Muito ao modo das “Femmes Savantes”de Molière, excluindo o preciosismo que as vitimou, um grupo de trintões, ditos eruditos, encontra-se todas as semanas para “tertuliar”.Apresenta-se o mote/tema (geralmente o anfitrião) sob a forma de exposição, declamação, questionamento, imagem, ou até sob a forma de uma adivinha (o que importa é a motivação) e inicia-se a discussão, fazendo jus a Descartes”Da discussão nasce a luz”.O local é também importante, reflector da sede do propósito. A par destes, acompanha-nos um secretário que com bom senso consegue recompor os textos orais para escritos.
Numa destas tertúlias um engenheiro a quem “nickei”de Camane, da nossa cidade Augusta, apresentou o texto seguinte, que passo a transcrever “Memórias de um Povo.

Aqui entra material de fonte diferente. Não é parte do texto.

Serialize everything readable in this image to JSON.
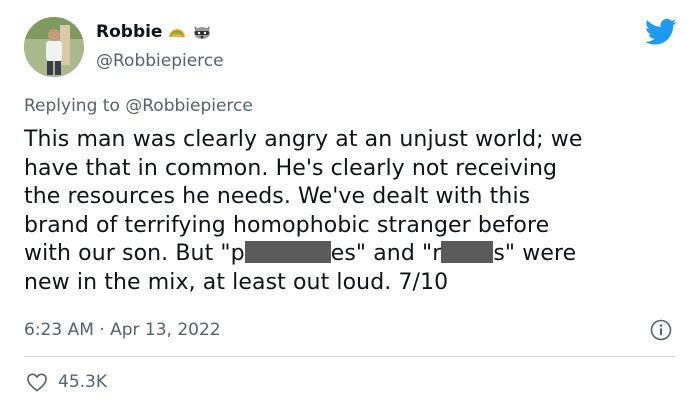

Recordo-me no meu tempo de criança de brincar, jogar... nos tempos em que a inocência se reflectia como um espelho trabalhado pelo melhor polidor. Provavelmente foi no tempo da revolução dos cravos, em que um povo cantava o seu império pelas terras de África e na sua pobreza orgulhava-se do seu império e da sua riqueza de alma, mesmo que faltasse o pão. Eram tempos da alegre casinha pintada de branco à beira mar plantado. Nesses tempos dos dias grandes e soalheiros, em terras do sul, brincávamos... jogávamos, e dos poucos livros, aqueles oficiais das nossas escolas, aquelas escolas pequeninas e pintadas de branco transparecendo um país limpo e ordeiro de boas gentes e de gentes alegres que trabalhavam as vinhas de sol a sol. Os filhos dessa gente ainda na sua juventude pelo simples facto de terem 18 anos estavam em terras para além mar a velarem pelo seu império, dando continuação à grandiosidade do seu país. Foi nesses tempos, talvez nesses mesmos livros da alegre escolinha pintada de branco, aonde a minha memória trabalhada registou uma lembrança. Passava-se numa rua por detrás de um bairro chique, nessa rua as crianças brincavam, jogavam alegremente…Os montes de terra cobertos por ervas eram as montanhas, nas poças de água colocavam as velhas latas, aquelas latas de sardinha da marca Toneca que simbolizava a indústria piscatória própria de uma país de marinheiros, brincando como se fossem transatlânticos que cruzavam os mares do império. Um dia esses miúdos foram ver o mar, viram os grandes barcos, os tais transatlânticos e no horizonte viram as montanhas.Quando regressaram à sua rua as crianças não mais brincaram, não mais jogaram.
As crianças dessa rua chegaram a ver o mar e as montanhas... passado 30 anos ainda existem outras ruas... »
Depois de ler o texto de forma efusiva, até pessoal, conseguimos uns momentos de silêncio para ordenar ideias e colocar questões, com o objectivo de nos contextualizarmos e melhor entendermos o seu objectivo. A Sibila do grupo questionou o título que o seu autor deu ao seu texto, optando por um menos abrangente, já que se tratava de algo mais íntimo, relacionado com vivências pessoais. No entanto, o interlocutor preferiu deixá-lo assim, porque considerava que aquelas vivências não eram só dele, mas e sobretudo de vários meninos (agora homens e mulheres) da sua geração. Fizemos uma analepse, tentamos perceber o modus vivendi daqueles garotos, quase de rua, entrar quase dentro da pessoa de cada um deles através de situações que Camane complementava. Ficámos então extasiados com este exercício, até emocionados! Recordámos então aquela época de inocência. Recordámos o atum Toneca pela história que Camane nos contava. Falámos do 25 de Abril de 1974, quando passámos de uma Ditadura para uma Democracia, sem nos darmos conta. Relacionámos com a actualidade e constatámos que os jovens de hoje não sabem quem é Zeca Afonso, Ary dos Santos, Ermelinda Duarte com a sua gaivota que voava, voava. Os jovens/adolescentes de hoje já vêem o mar, já vão para a escola e não a aproveitam como nós aproveitámos. (…)
E assim se passaram duas horas a recordar, a relacionar, a discursar, a declamar poemas da época, como por exemplo o “Kyrie”de Ary dos Santos, em suma, a fortificar o nosso cérebro! São assim as nossas tertúlias…daí que eu tenha aceite o convite para a lampreia num abrir e fechar de olhos, sem mesmo gostar de lampreia, só da da Rosinha dos Limões, em Ponte de Lima!